When we talk about balance in a sailboat we are talking about the fore and aft distance or displacement between these two forces. So for instance; if the centre of lateral resistance of the keel is acting through a point in line with the shrouds, then when the centre of effort of the sails is also acting in a line through the shrouds, the boat is balanced and will sail straight all on its own. When they are not lined up, the boat is out of balance and it will try to turn.

Balance

Let’s look at another simple experiment. In the same conditions as before, sailing upwind in a straight line in a light to moderate breeze, let the headsail flap. This removes its contribution to the centre of effort, and so the centre of effort will move aft, putting it firmly behind the centre of lateral resistance. The boat will (should!) then try to turn into the wind. This is called weather helm, and when the boat has it, if the wheel or tiller is let go the boat will automatically start to turn up into the wind.

The opposite occurs if the mainsail is allowed to flap or flog. In this case the centre of effort will move forward, ahead of the centre of lateral resistance, and that means that the bow will start to turn away from the wind. This is called lee helm. Both lee helm and weather helm can usually be resisted with the rudder. And that is the most important point – the way the sails are trimmed and set can either help or hinder steering the boat; both in a straight line and around corners.

So having these forces in balance is much kinder on both the boat and the helmsman; the latter doesn’t have to fight with the wheel or tiller for control, all the steering gear is less heavily loaded and less likely to wear and break. The best scenario is actually a slight amount of weather helm. Then if someone accidentally releases the tiller or wheel, the boat will gently point into the wind and slow down. If you have lee helm it will bear away and pick up speed - perhaps even go into an accidental gybe, and that could be expensive and dangerous.

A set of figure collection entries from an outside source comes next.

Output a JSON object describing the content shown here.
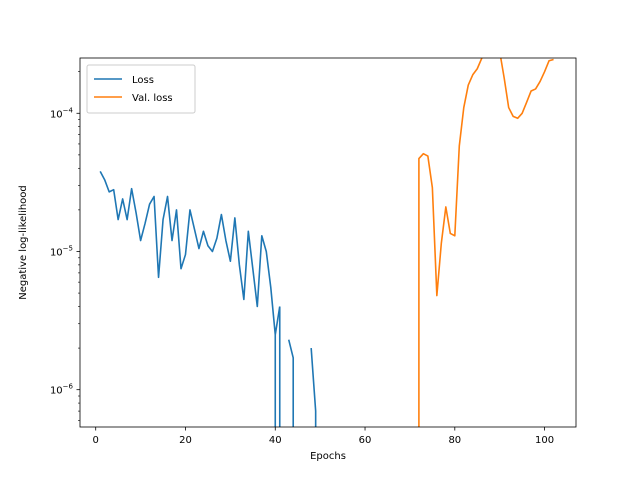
{
  "chart_data": {
    "type": "line",
    "xlabel": "Epochs",
    "ylabel": "Negative log-likelihood",
    "xlim": [
      -3.5,
      107
    ],
    "ylim_log10": [
      -6.27,
      -3.6
    ],
    "yscale": "log",
    "x_ticks": [
      0,
      20,
      40,
      60,
      80,
      100
    ],
    "x_tick_labels": [
      "0",
      "20",
      "40",
      "60",
      "80",
      "100"
    ],
    "y_ticks": [
      1e-06,
      1e-05,
      0.0001
    ],
    "y_tick_labels": [
      {
        "base": "10",
        "exp": "−6"
      },
      {
        "base": "10",
        "exp": "−5"
      },
      {
        "base": "10",
        "exp": "−4"
      }
    ],
    "grid": false,
    "legend_position": "upper left",
    "series": [
      {
        "name": "Loss",
        "color": "#1f77b4",
        "segments": [
          {
            "x": [
              1,
              2,
              3,
              4,
              5,
              6,
              7,
              8,
              9,
              10,
              11,
              12,
              13,
              14,
              15,
              16,
              17,
              18,
              19,
              20,
              21,
              22,
              23,
              24,
              25,
              26,
              27,
              28,
              29,
              30,
              31,
              32,
              33,
              34,
              35,
              36,
              37,
              38,
              39,
              40,
              41
            ],
            "y": [
              3.8e-05,
              3.3e-05,
              2.7e-05,
              2.8e-05,
              1.7e-05,
              2.4e-05,
              1.7e-05,
              2.85e-05,
              1.9e-05,
              1.2e-05,
              1.6e-05,
              2.2e-05,
              2.5e-05,
              6.5e-06,
              1.7e-05,
              2.5e-05,
              1.2e-05,
              2e-05,
              7.5e-06,
              9.5e-06,
              2e-05,
              1.45e-05,
              1.05e-05,
              1.4e-05,
              1.1e-05,
              1e-05,
              1.25e-05,
              1.85e-05,
              1.2e-05,
              8.5e-06,
              1.75e-05,
              8e-06,
              4.5e-06,
              1.4e-05,
              7.5e-06,
              4e-06,
              1.3e-05,
              1e-05,
              5.5e-06,
              2.5e-06,
              4e-06
            ]
          },
          {
            "x": [
              40
            ],
            "y": [
              2.5e-06
            ],
            "drop_to_bottom": true
          },
          {
            "x": [
              41
            ],
            "y": [
              4e-06
            ],
            "drop_to_bottom": true
          },
          {
            "x": [
              43,
              44
            ],
            "y": [
              2.3e-06,
              1.7e-06
            ],
            "drop_to_bottom": true
          },
          {
            "x": [
              48,
              49
            ],
            "y": [
              2e-06,
              7e-07
            ],
            "drop_to_bottom": true
          }
        ]
      },
      {
        "name": "Val. loss",
        "color": "#ff7f0e",
        "segments": [
          {
            "x": [
              72,
              73,
              74,
              75,
              76,
              77,
              78,
              79,
              80,
              81,
              82,
              83,
              84,
              85,
              86,
              87,
              88,
              89,
              90,
              91,
              92,
              93,
              94,
              95,
              96,
              97,
              98,
              99,
              100,
              101,
              102
            ],
            "y": [
              4.7e-05,
              5.1e-05,
              4.9e-05,
              2.9e-05,
              4.8e-06,
              1.15e-05,
              2.1e-05,
              1.35e-05,
              1.3e-05,
              5.8e-05,
              0.00011,
              0.00016,
              0.00019,
              0.00021,
              0.00025,
              0.000305,
              0.00033,
              0.00032,
              0.00028,
              0.00018,
              0.00011,
              9.5e-05,
              9.2e-05,
              0.0001,
              0.00012,
              0.000145,
              0.00015,
              0.00017,
              0.0002,
              0.00024,
              0.000245
            ],
            "rise_from_bottom": true
          }
        ]
      }
    ]
  }
}
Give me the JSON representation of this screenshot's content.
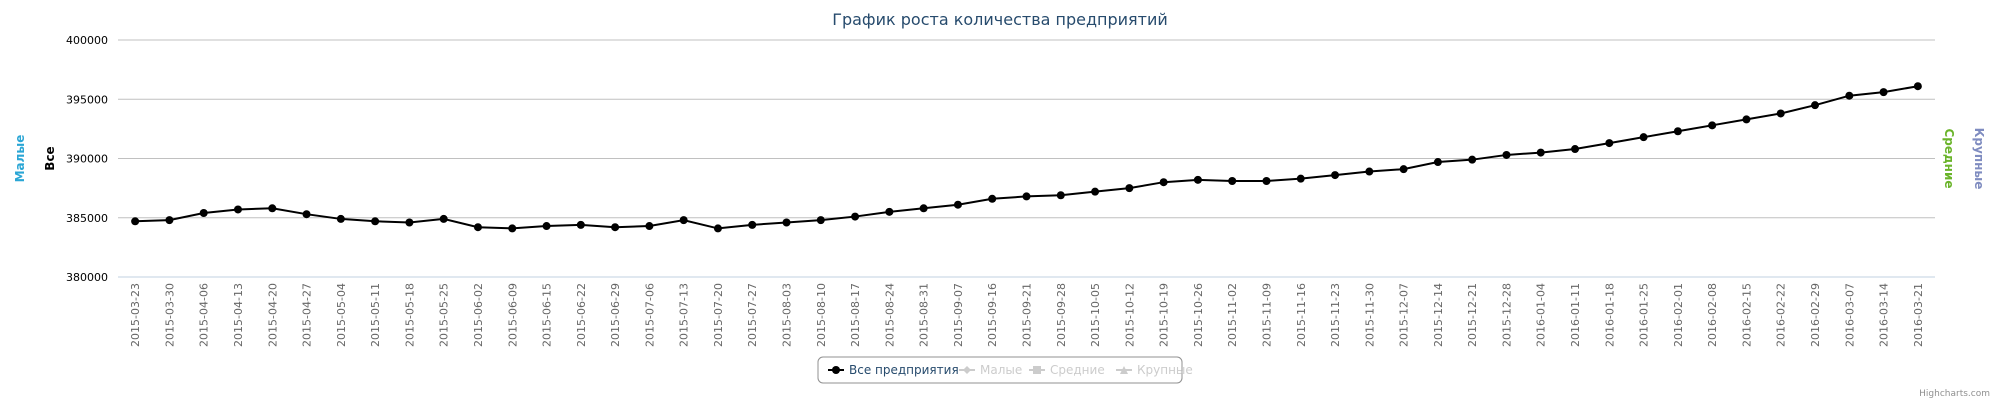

A sailing boatThe final stage is how do we achieve this perfectly balanced boat? The experiment where we let the headsail flap is the clue. To change the balance we increase or decrease the amount of power coming from either the headsail or the mainsail – or both. A more powerful headsail will try to turn the bow away from the wind (lee helm). And vice versa, a more powerful mainsail will try to turn the bow into the wind (weather helm).

Similarly, a less powerful headsail will turn the bow into the wind (weather helm), while a less powerful mainsail will try to turn the bow away from the wind (lee helm).

How do we make those sails more or less powerful? The easiest way is to change the size – by furling or unfurling some mainsail or headsail, it ought to be possible to balance the boat nicely. It is possible to do it by changing the shape through sail trim as well, but that’s a whole new story - and maybe this short article will have provided an incentive for you to look into that topic. Good sail trim should not just be for racing boats; it really can make sailing safer and more comfortable as well!